1. To find the derivative of f(x) = sqrt(1-x^2), we can use the chain rule:
f'(x) = -x / sqrt(1-x^2)
2. To find the critical points of f(x) = 4x^3 + 3x^2 - 6x + 1, we need to find the values of x where f'(x) = 0 or f'(x) is undefined.

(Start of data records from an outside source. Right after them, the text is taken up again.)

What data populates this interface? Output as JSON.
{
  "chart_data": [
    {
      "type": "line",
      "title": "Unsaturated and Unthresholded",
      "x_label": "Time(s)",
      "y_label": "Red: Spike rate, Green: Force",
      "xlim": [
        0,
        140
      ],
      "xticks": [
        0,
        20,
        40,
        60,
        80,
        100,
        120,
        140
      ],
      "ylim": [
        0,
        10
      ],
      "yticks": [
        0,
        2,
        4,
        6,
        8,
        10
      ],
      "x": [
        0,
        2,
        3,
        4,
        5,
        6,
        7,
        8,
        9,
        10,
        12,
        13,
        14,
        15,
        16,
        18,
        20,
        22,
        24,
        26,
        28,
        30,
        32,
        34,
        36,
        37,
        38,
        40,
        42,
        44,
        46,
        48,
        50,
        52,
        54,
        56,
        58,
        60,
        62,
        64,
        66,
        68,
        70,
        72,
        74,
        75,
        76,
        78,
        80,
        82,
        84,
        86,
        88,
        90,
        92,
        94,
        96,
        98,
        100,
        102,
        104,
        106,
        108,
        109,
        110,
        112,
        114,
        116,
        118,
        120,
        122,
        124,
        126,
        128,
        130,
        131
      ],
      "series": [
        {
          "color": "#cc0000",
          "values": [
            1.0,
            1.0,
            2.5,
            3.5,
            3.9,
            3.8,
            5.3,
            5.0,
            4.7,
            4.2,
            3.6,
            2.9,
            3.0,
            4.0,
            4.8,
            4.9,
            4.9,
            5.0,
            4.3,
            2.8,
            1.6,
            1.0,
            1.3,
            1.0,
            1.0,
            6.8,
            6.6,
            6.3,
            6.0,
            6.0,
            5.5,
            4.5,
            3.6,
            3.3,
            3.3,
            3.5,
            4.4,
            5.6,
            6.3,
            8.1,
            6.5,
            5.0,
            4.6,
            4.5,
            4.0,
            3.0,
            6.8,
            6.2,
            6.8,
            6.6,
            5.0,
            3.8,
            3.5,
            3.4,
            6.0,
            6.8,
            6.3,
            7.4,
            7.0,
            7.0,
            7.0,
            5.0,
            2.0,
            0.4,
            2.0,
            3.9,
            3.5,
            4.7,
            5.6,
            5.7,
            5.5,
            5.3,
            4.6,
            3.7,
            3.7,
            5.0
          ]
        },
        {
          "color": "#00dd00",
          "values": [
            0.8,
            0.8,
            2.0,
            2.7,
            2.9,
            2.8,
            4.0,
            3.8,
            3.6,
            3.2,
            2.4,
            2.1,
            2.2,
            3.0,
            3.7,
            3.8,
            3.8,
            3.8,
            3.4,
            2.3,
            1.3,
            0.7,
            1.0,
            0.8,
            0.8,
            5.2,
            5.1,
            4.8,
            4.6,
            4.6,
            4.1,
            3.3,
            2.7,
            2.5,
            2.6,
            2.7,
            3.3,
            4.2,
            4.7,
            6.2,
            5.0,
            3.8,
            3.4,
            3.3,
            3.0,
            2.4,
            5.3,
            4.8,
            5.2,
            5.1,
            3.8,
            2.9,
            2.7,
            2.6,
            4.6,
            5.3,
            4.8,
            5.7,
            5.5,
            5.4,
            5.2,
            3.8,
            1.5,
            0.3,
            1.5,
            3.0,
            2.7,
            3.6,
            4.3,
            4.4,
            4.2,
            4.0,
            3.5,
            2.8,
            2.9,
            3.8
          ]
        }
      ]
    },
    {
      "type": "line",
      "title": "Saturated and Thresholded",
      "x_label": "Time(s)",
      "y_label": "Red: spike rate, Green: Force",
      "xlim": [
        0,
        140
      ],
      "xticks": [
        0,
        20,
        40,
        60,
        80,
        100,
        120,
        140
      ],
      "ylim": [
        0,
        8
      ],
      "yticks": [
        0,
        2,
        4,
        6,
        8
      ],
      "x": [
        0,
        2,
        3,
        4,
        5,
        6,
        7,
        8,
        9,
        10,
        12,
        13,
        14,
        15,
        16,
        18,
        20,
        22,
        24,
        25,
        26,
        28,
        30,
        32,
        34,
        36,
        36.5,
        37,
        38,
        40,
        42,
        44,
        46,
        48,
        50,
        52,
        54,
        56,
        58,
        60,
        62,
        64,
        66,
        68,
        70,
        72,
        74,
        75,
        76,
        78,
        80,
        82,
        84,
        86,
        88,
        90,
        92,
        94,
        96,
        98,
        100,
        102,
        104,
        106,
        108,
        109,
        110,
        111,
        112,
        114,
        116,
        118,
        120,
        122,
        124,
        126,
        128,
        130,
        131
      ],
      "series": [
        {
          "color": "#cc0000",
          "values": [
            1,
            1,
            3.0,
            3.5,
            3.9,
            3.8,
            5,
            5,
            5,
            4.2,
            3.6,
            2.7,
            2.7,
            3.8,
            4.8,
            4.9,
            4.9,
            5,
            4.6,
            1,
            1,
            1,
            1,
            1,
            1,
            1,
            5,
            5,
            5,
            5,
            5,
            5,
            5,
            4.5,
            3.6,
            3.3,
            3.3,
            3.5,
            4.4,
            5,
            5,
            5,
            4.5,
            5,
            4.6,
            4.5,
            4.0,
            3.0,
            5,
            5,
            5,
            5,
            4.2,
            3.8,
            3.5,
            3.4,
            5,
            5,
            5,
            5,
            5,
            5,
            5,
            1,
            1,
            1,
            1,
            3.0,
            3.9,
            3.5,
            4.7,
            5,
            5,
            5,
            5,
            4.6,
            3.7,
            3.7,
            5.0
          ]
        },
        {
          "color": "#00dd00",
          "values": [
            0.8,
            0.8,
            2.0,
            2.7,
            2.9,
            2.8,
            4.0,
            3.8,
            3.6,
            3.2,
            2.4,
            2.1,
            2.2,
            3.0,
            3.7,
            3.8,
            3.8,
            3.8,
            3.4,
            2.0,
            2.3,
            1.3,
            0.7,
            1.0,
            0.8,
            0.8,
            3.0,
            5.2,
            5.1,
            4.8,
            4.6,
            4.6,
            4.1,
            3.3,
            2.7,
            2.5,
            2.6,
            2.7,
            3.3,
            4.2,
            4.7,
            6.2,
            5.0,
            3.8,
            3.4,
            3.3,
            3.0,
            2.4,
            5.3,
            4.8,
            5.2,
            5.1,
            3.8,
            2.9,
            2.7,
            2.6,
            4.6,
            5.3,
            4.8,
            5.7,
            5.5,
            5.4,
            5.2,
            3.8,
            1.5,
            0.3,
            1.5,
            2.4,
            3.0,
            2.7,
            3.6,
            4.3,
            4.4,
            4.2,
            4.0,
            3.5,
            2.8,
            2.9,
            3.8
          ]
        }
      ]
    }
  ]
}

First, we find the derivative:
f'(x) = 12x^2 + 6x - 6
Setting f'(x) = 0, we get:
12x^2 + 6x - 6 = 0
Simplifying, we get:
2x^2 + x - 1 = 0
Using the quadratic formula, we get:
x = (-1 ± sqrt(1 + 8)) / 4
x = -1 or x = 1/2
So, the critical points are x = -1 and x = 1/2.
3. To use the second derivative test to find the local minima and maxima of f(x) = 1 + 3x^2 - 2x^3, we need to find the critical points and the second derivative:
f'(x) = 6x^2 - 6x
Setting f'(x) = 0, we get:
6x^2 - 6x = 0
Simplifying, we get:
6x(x - 1) = 0
So, the critical points are x = 0 and x = 1.
f''(x) = 12x - 6
At x = 0, f''(0) = -6, so f(x) has a local maximum at x = 0.
At x = 1, f''(1) = 6, so f(x) has a local minimum at x = 1.